Infinite Loop Event Sourcing

Greg Young talks about using an identity map to help avoid hitting the persistence engine and making it the bottleneck for the entire system. In a fully distributed scenario, the event pipeline coming out of the repository would publish any events committed to an aggregate to all interested parties. These interested parties would include a persistence engine subscriber, other bounded contexts, and other instances of the same bounded context. Other instances of the same bounded context would use an identity map and listen to messages for aggregates that already held in memory--other messages would be ignored.

When using an identity map there are several things to keep in mind:

  1. The identity map sits between the repository and the persistence engine.
  2. The identity map must only hand out transactionally consistent aggregate roots.
  3. Applying events within the identity map must not cause events to be published.

Do I Need To Sit Between You Two?

The identity map sits "between" the repository and the persistence engine so that it can service requests for a particular aggregate root. If it's able to service the request, because it has one in memory, it hands the in-memory instance back. If not, the repository goes to the persistence engine and load the values and stores the reconstituted aggregate root the identity map.

This step alone takes a huge burden off of the persistence engine.

Transactionally Consistent

Normally an identity map is unique to a unit of work such that each unit of work would have its own identity map holding non-shared reference to an aggregate.
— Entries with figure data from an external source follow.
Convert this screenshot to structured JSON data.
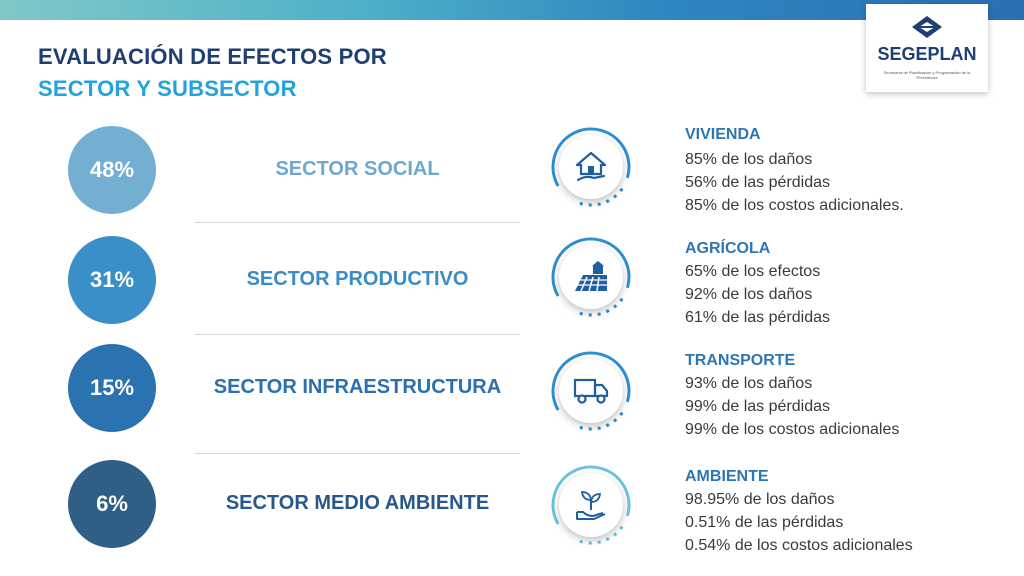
{
  "header": {
    "title_line1": "EVALUACIÓN DE EFECTOS POR",
    "title_line2": "SECTOR Y SUBSECTOR"
  },
  "logo": {
    "name": "SEGEPLAN",
    "subtitle": "Secretaría de Planificación y Programación de la Presidencia",
    "icon": "diamond-logo-icon"
  },
  "colors": {
    "title_dark": "#1f3e72",
    "title_accent": "#22a3dd",
    "social": "#74aed0",
    "productivo": "#3a8fc8",
    "infraestructura": "#2a72b0",
    "ambiente": "#2f5e86"
  },
  "sectors": [
    {
      "percent": "48%",
      "label": "SECTOR SOCIAL"
    },
    {
      "percent": "31%",
      "label": "SECTOR PRODUCTIVO"
    },
    {
      "percent": "15%",
      "label": "SECTOR INFRAESTRUCTURA"
    },
    {
      "percent": "6%",
      "label": "SECTOR MEDIO AMBIENTE"
    }
  ],
  "subsectors": [
    {
      "icon": "house-hand-icon",
      "title": "VIVIENDA",
      "lines": [
        "85% de los daños",
        "56% de las pérdidas",
        "85% de los costos adicionales."
      ]
    },
    {
      "icon": "farm-field-icon",
      "title": "AGRÍCOLA",
      "lines": [
        "65% de los efectos",
        "92% de los daños",
        "61% de las pérdidas"
      ]
    },
    {
      "icon": "truck-icon",
      "title": "TRANSPORTE",
      "lines": [
        "93% de los daños",
        "99% de las pérdidas",
        "99% de los costos adicionales"
      ]
    },
    {
      "icon": "plant-hand-icon",
      "title": "AMBIENTE",
      "lines": [
        "98.95% de los daños",
        "0.51% de las pérdidas",
        "0.54% de los costos adicionales"
      ]
    }
  ]
}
While this statement is true, it's not entirely complete when dealing with distributed-messaging scenarios.

Specifically, one of the things that the message-based identity map does is listen as a subscriber to all events published by other processes or instances of the same bounded context. If an event comes in and the aggregate to which the event pertains is in memory, it processes the event against the aggregate. If the aggregate is not in memory, it simply drops the message.
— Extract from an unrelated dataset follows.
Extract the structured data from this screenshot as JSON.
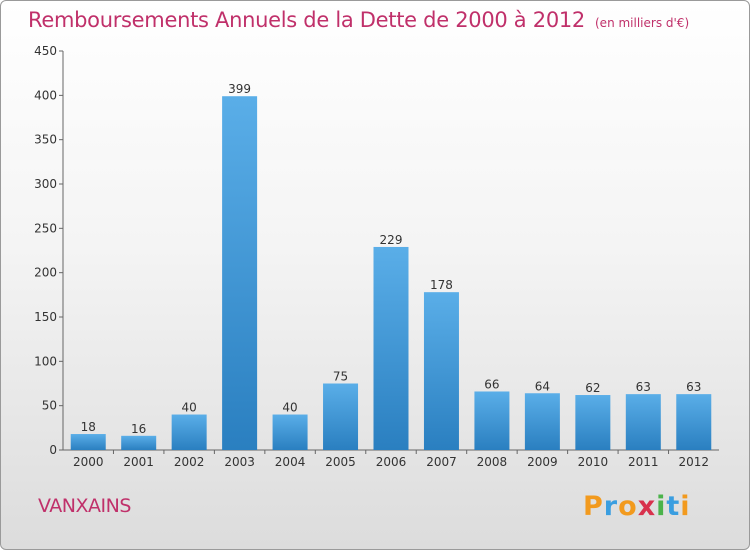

We have to be very careful to ensure that when a series of events comes in as part of a single transaction, that we apply all events before handing back a reference to the aggregate. If we don't, we risk passing back the aggregate in an inconsistent--or even invalid--state.

Furthermore, we have to be careful not to apply messages to the aggregate root reference that is currently being processed as part of the unit of work. It would seem as though this message-based identity map is two layers deep. There would be a session-level identity map which holds session-level references and a process-level identity map which subscribes to messages from other instances of the same bounded context and applies them when they arrive.

For optimistic concurrency, it would appear that when a unit of work was complete, the aggregate version at the start of the unit of work would be compared with the aggregate version in the process-level identity map. If the two were the same, the unit of work would commit, otherwise, the transaction would rollback and the unit of work would be re-attempted.

Lastly, it would also appear that the process-level identity map doesn't hand out the same reference to specific aggregate root twice. Instead it would appear that it hands out copies. The main reason for this is so that multiple units of work could potentially be executing against the same aggregate root simultaneously, with optimistic concurrency protecting each instance from the other. The other reason is so that, if a unit of work failed, we wouldn't have to figure out how to rollback the aggregate. Instead we could just toss out the reference and get a new one.

Infinite Loop

Lastly, when applying events received to the aggregate from other instances of the same bounded context, we want to ensure that we ignore the events that come out the other side. This means that, by definition, when I send an aggregate a "UserNameChanged" event, the aggregate produces a "UserNameChanged" event as a result in a 1-1 consume/produce fashion.

We don't want to publish these events, otherwise, we might inadvertently create an infinite loop between all the other instances of the same bounded context.